The Residence Permit for Medical Treatment: Requirements for Obtaining It

In Italy, the right to health is regulated by Article 32 of the Constitution, which establishes the health of the individual as a fundamental right and which must also be guaranteed to foreign citizens, regardless of their personal position with respect to the law on their entry and stay in our country. In addition to recognizing health as a purely individual right, the Italian Constitution establishes the interest of the community as superior to that of the individual, guaranteeing, in addition, free care for the indigent.

Requirements for applying for a Resident Permit for medical treatment

The Residence permit for medical treatment may be requested and issued for three different reasons:

– Foreign citizens who have entered Italy with a visa for medical treatment and their accompanying persons (based on art. 36 of Legislative Decree 286/98).

– Foreign citizens present in Italy without a regular residence permit, but who are in serious health conditions (art. 19 of Legislative Decree 286/98).

– Foreign citizens present in Italy without a regular residence permit who are pregnant and for six months following childbirth (art. 19 of Legislative Decree n° 286/98).

How to obtain an entry visa for medical treatment

A foreign citizen who is abroad and who intends to receive medical treatment in Italy – together with any accompanying person – may apply to the Italian consular authorities present in the country of origin for an entry visa and, once he has arrived on Italian territory, apply within eight days for the relative Residence Permit at the Immigration Office of the Police Headquarters in the city where he will go for treatment.

Article 44 of Presidential Decree 394/99 indicates the documents required for the issue of an entry visa: in this case, it is mandatory to present health documentation that must include:

– Medical documentation attesting the infirmity, issued in one’s country of origin.

– Declaration of the Italian public or private structure (in this case it must be obligatorily accredited with the SSN), which identifies the type of treatment to be carried out, the duration, and the cost.
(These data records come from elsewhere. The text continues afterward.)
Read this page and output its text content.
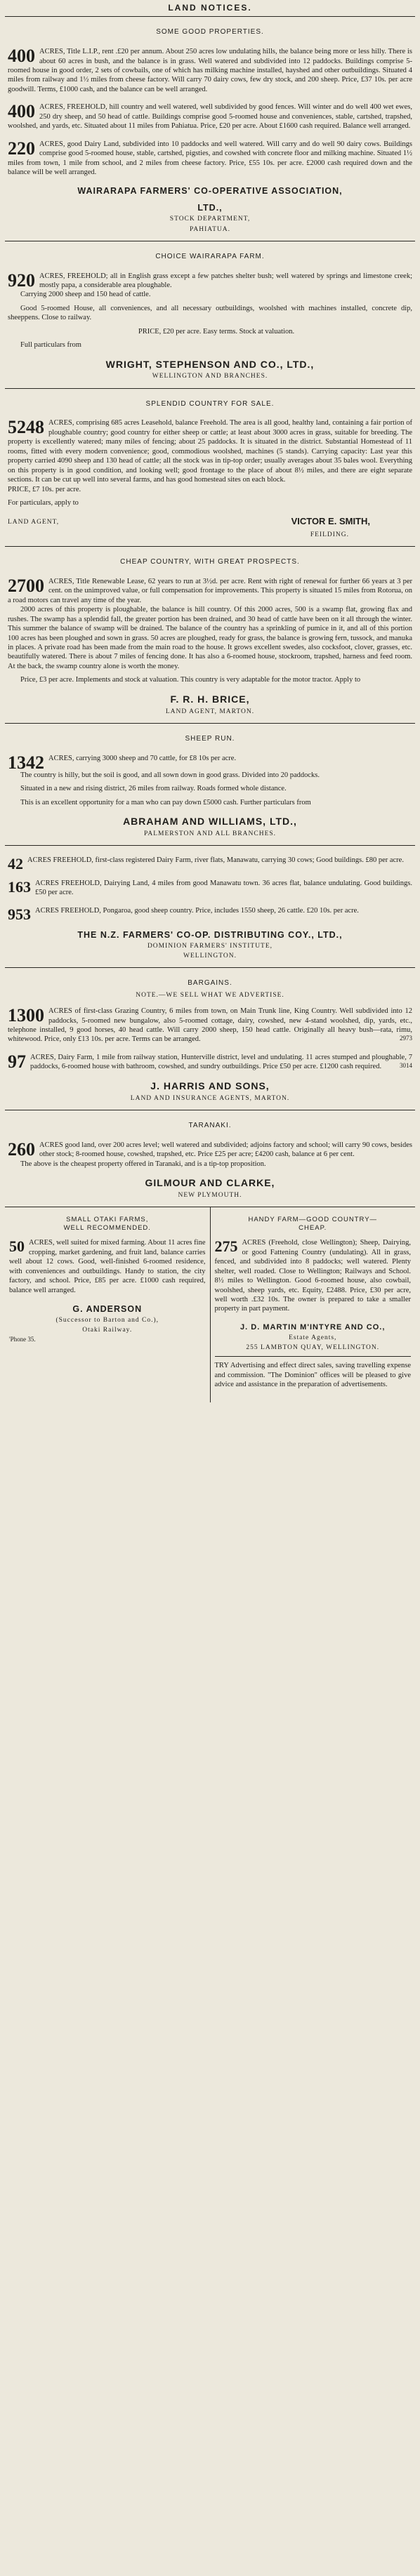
LAND NOTICES.
SOME GOOD PROPERTIES.
400 ACRES, Title L.I.P., rent .£20 per annum. About 250 acres low undulating hills, the balance being more or less hilly. There is about 60 acres in bush, and the balance is in grass. Well watered and subdivided into 12 paddocks. Buildings comprise 5-roomed house in good order, 2 sets of cowbails, one of which has milking machine installed, hayshed and other outbuildings. Situated 4 miles from railway and 1½ miles from cheese factory. Will carry 70 dairy cows, few dry stock, and 200 sheep. Price, £37 10s. per acre goodwill. Terms, £1000 cash, and the balance can be well arranged.
400 ACRES, FREEHOLD, hill country and well watered, well subdivided by good fences. Will winter and do well 400 wet ewes, 250 dry sheep, and 50 head of cattle. Buildings comprise good 5-roomed house and conveniences, stable, cartshed, trapshed, woolshed, and yards, etc. Situated about 11 miles from Pahiatua. Price, £20 per acre. About £1600 cash required. Balance well arranged.
220 ACRES, good Dairy Land, subdivided into 10 paddocks and well watered. Will carry and do well 90 dairy cows. Buildings comprise good 5-roomed house, stable, cartshed, pigsties, and cowshed with concrete floor and milking machine. Situated 1½ miles from town, 1 mile from school, and 2 miles from cheese factory. Price, £55 10s. per acre. £2000 cash required down and the balance will be well arranged.
WAIRARAPA FARMERS' CO-OPERATIVE ASSOCIATION,
LTD.,
STOCK DEPARTMENT,
PAHIATUA.
CHOICE WAIRARAPA FARM.
920 ACRES, FREEHOLD; all in English grass except a few patches shelter bush; well watered by springs and limestone creek; mostly papa, a considerable area ploughable.

Carrying 2000 sheep and 150 head of cattle.

Good 5-roomed House, all conveniences, and all necessary outbuildings, woolshed with machines installed, concrete dip, sheeppens. Close to railway.

PRICE, £20 per acre. Easy terms. Stock at valuation.

Full particulars from

WRIGHT, STEPHENSON AND CO., LTD.,
WELLINGTON AND BRANCHES.
SPLENDID COUNTRY FOR SALE.
5248 ACRES, comprising 685 acres Leasehold, balance Freehold. The area is all good, healthy land, containing a fair portion of ploughable country; good country for either sheep or cattle; at least about 3000 acres in grass, suitable for breeding. The property is excellently watered; many miles of fencing; about 25 paddocks. It is situated in the district. Substantial Homestead of 11 rooms, fitted with every modern convenience; good, commodious woolshed, machines (5 stands). Carrying capacity: Last year this property carried 4090 sheep and 130 head of cattle; all the stock was in tip-top order; usually averages about 35 bales wool. Everything on this property is in good condition, and looking well; good frontage to the place of about 8½ miles, and there are eight separate sections. It can be cut up well into several farms, and has good homestead sites on each block.

PRICE, £7 10s. per acre.

For particulars, apply to

LAND AGENT,	VICTOR E. SMITH,
FEILDING.
CHEAP COUNTRY, WITH GREAT PROSPECTS.
2700 ACRES, Title Renewable Lease, 62 years to run at 3½d. per acre. Rent with right of renewal for further 66 years at 3 per cent. on the unimproved value, or full compensation for improvements. This property is situated 15 miles from Rotorua, on a road motors can travel any time of the year.

2000 acres of this property is ploughable, the balance is hill country. Of this 2000 acres, 500 is a swamp flat, growing flax and rushes. The swamp has a splendid fall, the greater portion has been drained, and 30 head of cattle have been on it all through the winter. This summer the balance of swamp will be drained. The balance of the country has a sprinkling of pumice in it, and all of this portion 100 acres has been ploughed and sown in grass. 50 acres are ploughed, ready for grass, the balance is growing fern, tussock, and manuka in places. A private road has been made from the main road to the house. It grows excellent swedes, also cocksfoot, clover, grasses, etc. beautifully watered. There is about 7 miles of fencing done. It has also a 6-roomed house, stockroom, trapshed, harness and feed room. At the back, the swamp country alone is worth the money.

Price, £3 per acre. Implements and stock at valuation. This country is very adaptable for the motor tractor. Apply to

F. R. H. BRICE,
LAND AGENT, MARTON.
SHEEP RUN.
1342 ACRES, carrying 3000 sheep and 70 cattle, for £8 10s per acre.

The country is hilly, but the soil is good, and all sown down in good grass. Divided into 20 paddocks.

Situated in a new and rising district, 26 miles from railway. Roads formed whole distance.

This is an excellent opportunity for a man who can pay down £5000 cash. Further particulars from

ABRAHAM AND WILLIAMS, LTD.,
PALMERSTON AND ALL BRANCHES.
42 ACRES FREEHOLD, first-class registered Dairy Farm, river flats, Manawatu, carrying 30 cows; Good buildings. £80 per acre.
163 ACRES FREEHOLD, Dairying Land, 4 miles from good Manawatu town. 36 acres flat, balance undulating. Good buildings. £50 per acre.
953 ACRES FREEHOLD, Pongaroa, good sheep country. Price, includes 1550 sheep, 26 cattle. £20 10s. per acre.
THE N.Z. FARMERS' CO-OP. DISTRIBUTING COY., LTD.,
DOMINION FARMERS' INSTITUTE,
WELLINGTON.
BARGAINS.
NOTE.—WE SELL WHAT WE ADVERTISE.
1300 ACRES of first-class Grazing Country, 6 miles from town, on Main Trunk line, King Country. Well subdivided into 12 paddocks, 5-roomed new bungalow, also 5-roomed cottage, dairy, cowshed, new 4-stand woolshed, dip, yards, etc., telephone installed, 9 good horses, 40 head cattle. Will carry 2000 sheep, 150 head cattle. Originally all heavy bush—rata, rimu, whitewood. Price, only £13 10s. per acre. Terms can be arranged.	2973
97 ACRES, Dairy Farm, 1 mile from railway station, Hunterville district, level and undulating. 11 acres stumped and ploughable, 7 paddocks, 6-roomed house with bathroom, cowshed, and sundry outbuildings. Price £50 per acre. £1200 cash required.	3014
J. HARRIS AND SONS,
LAND AND INSURANCE AGENTS, MARTON.
TARANAKI.
260 ACRES good land, over 200 acres level; well watered and subdivided; adjoins factory and school; will carry 90 cows, besides other stock; 8-roomed house, cowshed, trapshed, etc. Price £25 per acre; £4200 cash, balance at 6 per cent.

The above is the cheapest property offered in Taranaki, and is a tip-top proposition.

GILMOUR AND CLARKE,
NEW PLYMOUTH.
SMALL OTAKI FARMS,
WELL RECOMMENDED.
50 ACRES, well suited for mixed farming. About 11 acres fine cropping, market gardening, and fruit land, balance carries well about 12 cows. Good, well-finished 6-roomed residence, with conveniences and outbuildings. Handy to station, the city factory, and school. Price, £85 per acre. £1000 cash required, balance well arranged.
G. ANDERSON
(Successor to Barton and Co.),
Otaki Railway.
'Phone 35.
HANDY FARM—GOOD COUNTRY—
CHEAP.
275 ACRES (Freehold, close Wellington); Sheep, Dairying, or good Fattening Country (undulating). All in grass, fenced, and subdivided into 8 paddocks; well watered. Plenty shelter, well roaded. Close to Wellington; Railways and School. 8½ miles to Wellington. Good 6-roomed house, also cowbail, woolshed, sheep yards, etc. Equity, £2488. Price, £30 per acre, well worth .£32 10s. The owner is prepared to take a smaller property in part payment.
J. D. MARTIN M'INTYRE AND CO.,
Estate Agents,
255 LAMBTON QUAY, WELLINGTON.

TRY Advertising and effect direct sales, saving travelling expense and commission. "The Dominion" offices will be pleased to give advice and assistance in the preparation of advertisements.
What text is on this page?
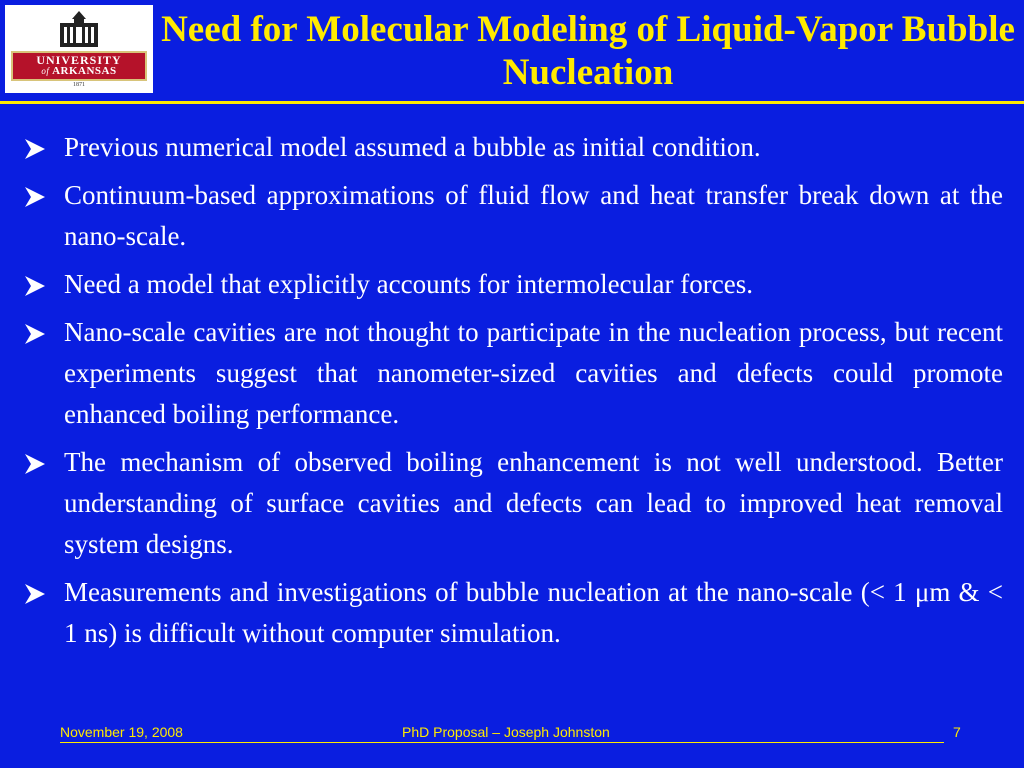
UNIVERSITY
of ARKANSAS
1871
Need for Molecular Modeling of Liquid-Vapor Bubble Nucleation
Previous numerical model assumed a bubble as initial condition.
Continuum-based approximations of fluid flow and heat transfer break down at the nano-scale.
Need a model that explicitly accounts for intermolecular forces.
Nano-scale cavities are not thought to participate in the nucleation process, but recent experiments suggest that nanometer-sized cavities and defects could promote enhanced boiling performance.
The mechanism of observed boiling enhancement is not well understood. Better understanding of surface cavities and defects can lead to improved heat removal system designs.
Measurements and investigations of bubble nucleation at the nano-scale (< 1 μm & < 1 ns) is difficult without computer simulation.
November 19, 2008	PhD Proposal – Joseph Johnston	7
– Declaration from the Italian facility confirming payment of at least 30% of the amount to be paid or, alternatively, the regional resolution or authorization from the Ministry of Health within specific humanitarian programs.

The Consular Authorities also require documentation proving the availability of means of subsistence for the payment of medical expenses, board, and lodging outside the health facility, and for the repatriation of the patient and any accompanying person.